In this post, we'll learn how to preprocess data for use with TensorFlow.js and Node.js.
Data preprocessing is a critical step in machine learning. It's often said that data preprocessing is 80% of the work in machine learning. The reason for this is that the quality of the data has a huge impact on the performance of the machine learning algorithm.
There are many different ways to preprocess data. The methods you use will depend on the type of data you have and the machine learning algorithm you're using.
In this post, we'll focus on two methods of data preprocessing:
Normalization is a technique that is used to rescale data so that it is within a specific range. There are many different ways to normalize data, but the most common method is to rescale the data to the range [0, 1].
This can be done using the min-max method, which rescales the data so that the minimum value is 0 and the maximum value is 1.
To do this, we first need to find the minimum and maximum values of the data. We can then use the following formula to rescale the data:
x' = (x - min) / (max - min)
where x is the original data, x' is the rescaled data, min is the minimum value, and max is the maximum value.
We can use the min-max method to rescale the data in our training set. We can then use the rescaled data to train our machine learning algorithm.

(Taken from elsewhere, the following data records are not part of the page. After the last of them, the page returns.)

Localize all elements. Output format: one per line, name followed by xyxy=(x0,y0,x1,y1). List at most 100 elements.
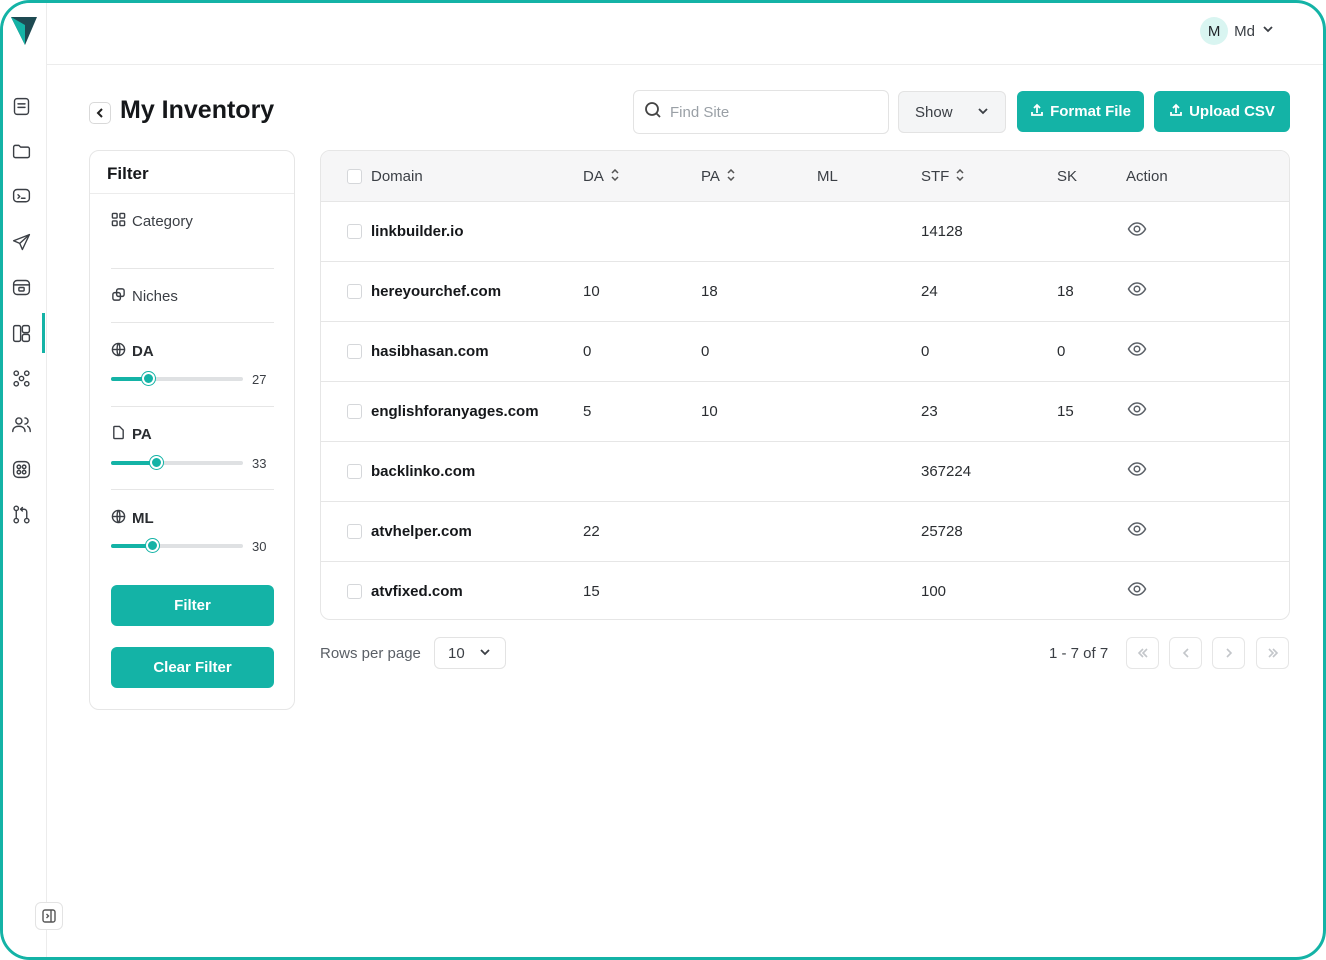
palette-icon[interactable] xyxy=(9,457,33,481)
cell-domain: englishforanyages.com xyxy=(371,403,539,420)
column-header-da[interactable]: DA xyxy=(583,168,620,185)
cell-domain: linkbuilder.io xyxy=(371,223,464,240)
cell-stf: 367224 xyxy=(921,463,972,480)
row-checkbox[interactable] xyxy=(347,224,362,239)
table-row: hasibhasan.com 0 0 0 0 xyxy=(321,322,1289,382)
show-dropdown[interactable]: Show xyxy=(898,91,1006,133)
link-icon xyxy=(111,287,126,306)
filter-panel: Filter Category Niches DA 27 PA 33 ML 30… xyxy=(89,150,295,710)
document-icon[interactable] xyxy=(9,94,33,118)
format-file-button[interactable]: Format File xyxy=(1017,91,1144,132)
message-icon[interactable] xyxy=(9,184,33,208)
column-header-label: PA xyxy=(701,168,720,185)
cell-da: 10 xyxy=(583,283,600,300)
rows-per-page-label: Rows per page xyxy=(320,645,421,662)
view-eye-icon[interactable] xyxy=(1127,279,1147,299)
sort-icon[interactable] xyxy=(955,168,965,185)
row-checkbox[interactable] xyxy=(347,524,362,539)
filter-pa-label: PA xyxy=(132,426,152,443)
cell-stf: 25728 xyxy=(921,523,963,540)
row-checkbox[interactable] xyxy=(347,584,362,599)
da-slider-thumb[interactable] xyxy=(142,372,155,385)
row-checkbox[interactable] xyxy=(347,284,362,299)
column-header-label: Action xyxy=(1126,168,1168,185)
search-input[interactable] xyxy=(670,103,870,121)
next-page-button[interactable] xyxy=(1212,637,1245,669)
chevron-down-icon xyxy=(479,645,491,662)
cell-domain: hasibhasan.com xyxy=(371,343,489,360)
column-header-label: ML xyxy=(817,168,838,185)
table-header: Domain DA PA ML STF SK Action xyxy=(321,151,1289,202)
column-header-stf[interactable]: STF xyxy=(921,168,965,185)
cell-domain: hereyourchef.com xyxy=(371,283,502,300)
view-eye-icon[interactable] xyxy=(1127,399,1147,419)
last-page-button[interactable] xyxy=(1256,637,1289,669)
globe-icon xyxy=(111,509,126,528)
pa-slider[interactable] xyxy=(111,456,243,469)
folder-icon[interactable] xyxy=(9,139,33,163)
upload-csv-button[interactable]: Upload CSV xyxy=(1154,91,1290,132)
filter-da-label: DA xyxy=(132,343,154,360)
row-checkbox[interactable] xyxy=(347,344,362,359)
view-eye-icon[interactable] xyxy=(1127,459,1147,479)
row-checkbox[interactable] xyxy=(347,404,362,419)
view-eye-icon[interactable] xyxy=(1127,519,1147,539)
table-row: linkbuilder.io 14128 xyxy=(321,202,1289,262)
send-icon[interactable] xyxy=(9,230,33,254)
view-eye-icon[interactable] xyxy=(1127,219,1147,239)
cell-da: 5 xyxy=(583,403,592,420)
sidebar-collapse-button[interactable] xyxy=(35,902,63,930)
network-icon[interactable] xyxy=(9,366,33,390)
chevrons-left-icon xyxy=(1137,648,1148,658)
filter-da: DA xyxy=(111,342,154,361)
file-icon xyxy=(111,425,126,444)
user-menu[interactable]: M Md xyxy=(1200,17,1275,45)
rows-per-page-select[interactable]: 10 xyxy=(434,637,506,669)
search-box[interactable] xyxy=(633,90,889,134)
cell-domain: backlinko.com xyxy=(371,463,476,480)
filter-niches[interactable]: Niches xyxy=(111,287,178,306)
users-icon[interactable] xyxy=(9,412,33,436)
cell-pa: 0 xyxy=(701,343,710,360)
divider xyxy=(90,193,294,194)
view-eye-icon[interactable] xyxy=(1127,579,1147,599)
column-header-pa[interactable]: PA xyxy=(701,168,736,185)
row-checkbox[interactable] xyxy=(347,464,362,479)
format-file-label: Format File xyxy=(1050,103,1131,120)
table-row: hereyourchef.com 10 18 24 18 xyxy=(321,262,1289,322)
view-eye-icon[interactable] xyxy=(1127,339,1147,359)
back-button[interactable] xyxy=(89,102,111,124)
filter-button[interactable]: Filter xyxy=(111,585,274,626)
cell-da: 22 xyxy=(583,523,600,540)
sort-icon[interactable] xyxy=(610,168,620,185)
rows-per-page-value: 10 xyxy=(448,644,465,662)
archive-icon[interactable] xyxy=(9,275,33,299)
ml-slider[interactable] xyxy=(111,539,243,552)
column-header-label: DA xyxy=(583,168,604,185)
first-page-button[interactable] xyxy=(1126,637,1159,669)
pa-slider-thumb[interactable] xyxy=(150,456,163,469)
filter-category[interactable]: Category xyxy=(111,212,193,231)
git-compare-icon[interactable] xyxy=(9,502,33,526)
cell-stf: 100 xyxy=(921,583,947,600)
prev-page-button[interactable] xyxy=(1169,637,1202,669)
cell-stf: 23 xyxy=(921,403,938,420)
layout-icon[interactable] xyxy=(9,321,33,345)
cell-da: 15 xyxy=(583,583,600,600)
inventory-table: Domain DA PA ML STF SK Action linkbuilde… xyxy=(320,150,1290,620)
brand-logo-icon[interactable] xyxy=(9,15,39,47)
da-slider[interactable] xyxy=(111,372,243,385)
divider xyxy=(111,322,274,323)
cell-sk: 15 xyxy=(1057,403,1074,420)
show-dropdown-label: Show xyxy=(915,103,953,121)
chevron-down-icon xyxy=(1261,22,1275,41)
clear-filter-button[interactable]: Clear Filter xyxy=(111,647,274,688)
ml-slider-thumb[interactable] xyxy=(146,539,159,552)
filter-pa: PA xyxy=(111,425,152,444)
select-all-checkbox[interactable] xyxy=(347,169,362,184)
table-row: englishforanyages.com 5 10 23 15 xyxy=(321,382,1289,442)
search-icon xyxy=(644,101,662,124)
cell-sk: 0 xyxy=(1057,343,1066,360)
sort-icon[interactable] xyxy=(726,168,736,185)
app-frame: M Md My Inventory Show Format File U xyxy=(0,0,1326,960)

Data augmentation is a technique that is used to artificially increase the size of the training data. This is done by creating new data points from the existing data.
There are many different ways to do data augmentation. The most common method is to use random transformations to create new data points.
For example, we could randomly rotate an image by a small amount to create a new data point. We could also randomly crop an image to create a new data point.
Data augmentation is a powerful technique that can be used to improve the performance of machine learning algorithms.
In this post, we learned about two methods of data preprocessing: normalization and data augmentation. We also learned how to implement these methods in TensorFlow.js and Node.js.